# Reel Worrhless Cajun Canyon and Memorial Day Tournament Video



## Hunts375 (Oct 23, 2007)

http://vimeo.com/97231130


----------



## Scruggspc (Mar 20, 2013)

That's awesome!


----------



## Kenton (Nov 16, 2007)

Great vid guys. Thanks.


----------



## cody&ryand (Oct 3, 2007)

Trip of a life time for sure


----------



## WAHOOU39 (Jan 14, 2008)

Super cool video....hope you guys rebound soon.....great job!


----------



## fairpoint (May 9, 2013)

On a roll would be an understatement ....hope ya'll get back at them asap......


----------



## Fish Eye (Apr 4, 2013)

Nice video!!!


----------



## cobe killer (Apr 13, 2008)

Wow!!!


----------



## Kim (Aug 5, 2008)

I have to quote Cobe Killer "Wow"! That was epic, great video and a pleasure to watch.


----------



## Head Kned (Mar 21, 2011)

Hope you guys get back at it as soon as possible. Too good a team to miss out.


----------



## marlin77 (May 8, 2014)

Biloxi Tournament FB page says Reel Worthless released a blue marlin today. The pics I saw of the boat on fire looked pretty gnarly. I'm amazed they're back out there!

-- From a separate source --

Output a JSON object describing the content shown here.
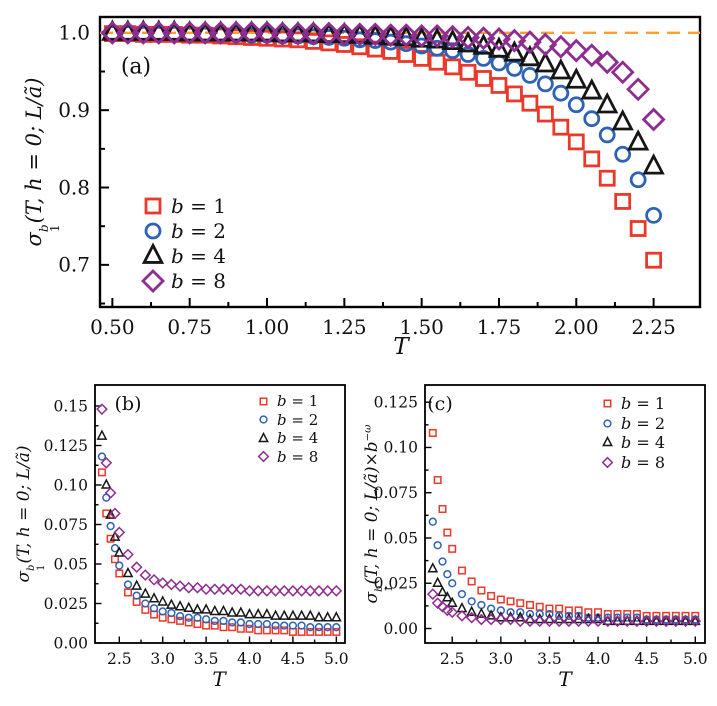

Also says Iona Louise has 122" and that Freak on a Leash and Game On have released blue marlin.


----------



## Magic236 (Oct 1, 2007)

Dang, 5 Blues in two tournaments, IMPRESSIVE


----------



## Waste-N-Away (May 20, 2009)

marlin77 said:


> Biloxi Tournament FB page says Reel Worthless released a blue marlin today. The pics I saw of the boat on fire looked pretty gnarly. I'm amazed they're back out there!
> 
> Also says Iona Louise has 122" and that Freak on a Leash and Game On have released blue marlin.


Reel Worthless used the 60 Scully "reel fuelish" for this weekends tournament, impressive still that those guys can jump on any boat and get on the fish.

I saw Reel Worthless in the lift at Saunders thursday night leaving the Wharf, i hope it is repairable


----------